Today was a quiet comparison to the previous days this week, both inside Haiti ARISE campus that had been buzzing with activities, and outside the walls in town that were hot with political protesting. Don’t worry, no one is in danger here, but people in Grand-Goave are for sure not happy with the results from the 2nd round election results for the local position of deputy, who is like a senator. The candidate that was originally announced as being ahead in the last round, suddenly was declared as lost in this round. There has been road blocks, tire burning, demonstations and even some shooting up near the market, but just in the air, not at people. They are all tactics to try to get attention. Haitian politics are not democratic and the people feel they have to resort to protesting to get the government to hear their voice. But today, it was calmer than the first three days this week. Schools have been closed, and will probably be until Monday. We were finally able to take the team for a walk into town and caught up with a large group of people getting ready to demonstrate with horns and noisemakers, but it was peaceful and we walked on through. Even with all that has been going on in town though, Haiti ARISE campus is like a peaceful haven. And we have all been reminded daily by a dove mural painted this past month by Gwen Day from Carstairs, that "Where the Spirit of the Lord is, there is freedom.- 2 Corinthians 3:17" She also painted a sign in the front of the church for us.

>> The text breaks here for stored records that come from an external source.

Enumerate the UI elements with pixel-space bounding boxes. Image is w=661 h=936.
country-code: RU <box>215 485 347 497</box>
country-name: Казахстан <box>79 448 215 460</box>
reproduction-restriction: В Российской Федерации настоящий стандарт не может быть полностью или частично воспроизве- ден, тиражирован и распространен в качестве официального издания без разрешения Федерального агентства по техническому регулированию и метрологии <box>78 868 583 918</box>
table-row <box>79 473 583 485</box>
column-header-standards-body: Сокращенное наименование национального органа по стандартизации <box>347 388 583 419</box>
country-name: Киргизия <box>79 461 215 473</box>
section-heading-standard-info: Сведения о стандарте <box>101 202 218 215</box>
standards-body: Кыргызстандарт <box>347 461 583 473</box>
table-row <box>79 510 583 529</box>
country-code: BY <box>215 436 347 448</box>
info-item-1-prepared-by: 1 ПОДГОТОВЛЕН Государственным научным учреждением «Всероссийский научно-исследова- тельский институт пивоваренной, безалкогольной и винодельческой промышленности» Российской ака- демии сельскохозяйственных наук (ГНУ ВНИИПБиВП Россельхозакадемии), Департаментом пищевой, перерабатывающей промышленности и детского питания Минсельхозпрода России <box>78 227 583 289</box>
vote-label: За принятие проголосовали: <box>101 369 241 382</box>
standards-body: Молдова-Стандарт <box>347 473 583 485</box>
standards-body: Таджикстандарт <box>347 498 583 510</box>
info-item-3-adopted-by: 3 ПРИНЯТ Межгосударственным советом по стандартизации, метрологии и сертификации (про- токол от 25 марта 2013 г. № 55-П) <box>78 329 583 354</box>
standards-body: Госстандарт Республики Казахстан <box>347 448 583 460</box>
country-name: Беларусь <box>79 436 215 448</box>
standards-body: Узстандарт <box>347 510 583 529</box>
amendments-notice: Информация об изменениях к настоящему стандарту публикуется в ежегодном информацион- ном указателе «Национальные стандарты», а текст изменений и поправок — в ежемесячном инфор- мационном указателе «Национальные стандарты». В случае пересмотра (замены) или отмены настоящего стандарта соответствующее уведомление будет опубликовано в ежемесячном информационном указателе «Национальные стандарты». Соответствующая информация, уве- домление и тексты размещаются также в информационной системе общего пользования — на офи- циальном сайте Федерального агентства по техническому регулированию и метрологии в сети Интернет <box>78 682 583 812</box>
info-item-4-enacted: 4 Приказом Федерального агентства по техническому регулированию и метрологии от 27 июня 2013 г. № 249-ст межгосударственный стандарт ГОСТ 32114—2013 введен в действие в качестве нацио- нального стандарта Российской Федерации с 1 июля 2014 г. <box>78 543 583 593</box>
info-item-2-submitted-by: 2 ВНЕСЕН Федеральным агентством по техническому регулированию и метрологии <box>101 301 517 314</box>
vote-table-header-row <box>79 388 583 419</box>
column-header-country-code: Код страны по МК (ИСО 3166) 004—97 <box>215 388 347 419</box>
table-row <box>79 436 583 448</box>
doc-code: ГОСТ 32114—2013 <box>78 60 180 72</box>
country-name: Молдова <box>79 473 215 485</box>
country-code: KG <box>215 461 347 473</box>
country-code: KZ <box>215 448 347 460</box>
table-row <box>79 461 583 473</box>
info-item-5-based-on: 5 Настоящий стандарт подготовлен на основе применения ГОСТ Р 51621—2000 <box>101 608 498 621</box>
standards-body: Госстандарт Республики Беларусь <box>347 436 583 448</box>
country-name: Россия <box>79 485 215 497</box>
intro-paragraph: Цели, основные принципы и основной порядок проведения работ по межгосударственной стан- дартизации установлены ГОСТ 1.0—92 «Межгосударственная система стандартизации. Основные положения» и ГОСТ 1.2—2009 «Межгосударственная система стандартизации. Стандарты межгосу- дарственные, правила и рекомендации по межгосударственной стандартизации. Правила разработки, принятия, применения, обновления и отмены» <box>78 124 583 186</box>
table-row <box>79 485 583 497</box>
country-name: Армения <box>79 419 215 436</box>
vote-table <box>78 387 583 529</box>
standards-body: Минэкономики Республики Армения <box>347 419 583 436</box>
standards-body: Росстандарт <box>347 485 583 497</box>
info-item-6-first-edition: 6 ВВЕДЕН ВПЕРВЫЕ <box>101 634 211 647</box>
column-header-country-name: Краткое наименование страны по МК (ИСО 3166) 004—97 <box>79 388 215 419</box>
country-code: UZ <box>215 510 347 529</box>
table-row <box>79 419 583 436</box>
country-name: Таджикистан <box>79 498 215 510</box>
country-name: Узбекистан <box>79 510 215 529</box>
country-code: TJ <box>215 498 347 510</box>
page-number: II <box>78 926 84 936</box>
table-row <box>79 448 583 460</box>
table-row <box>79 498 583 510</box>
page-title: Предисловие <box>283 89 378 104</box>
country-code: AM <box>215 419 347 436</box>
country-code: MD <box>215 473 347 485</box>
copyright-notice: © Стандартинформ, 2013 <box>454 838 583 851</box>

This week we held two market days for the church and community people, selling clothes and toiletry items that came in the containers for $5 HA each item. The people love it, cause they could pick out what they really want, get them cheaply and all the money raised goes toward the church. So often when people are just given things all the time their sense of ownership and responsibility is not as keen. It does not cost them, therefore it does not have value. In all of our programs, we are always trying to seek ways to help the people take ownership and initiative. That is what is best for the country long-term, rather than foreigners just coming in and doing things for them. This is our philosophy with all of our work projects as well. The teams come to work alongside the Haitian workers in what they are already doing, and may be able to provide insight and expertise in areas where the Haitians are willing to learn more. The teams also learn a lot from the Haitian people. The collide of cultures, positioned in the right way, can provide for a beautiful exchange one with another.
We were very sad to see Kathleen Morrissey, Roy and Olive Ralph leave us Thursday morning. They have been incredible assets to us here and their hearts for teaching and learning alongside the workers has been awesome. At just the right time, God sent them to get the technical school building going and the construction of the clinic done. Kathleen was so happy that we got the rest of the medical clinic roof finished the day before they left. Roy left a list of steps for the workers to continue to follow to work on the tech school. We are looking forward to having them back in the fall. Bless you guys!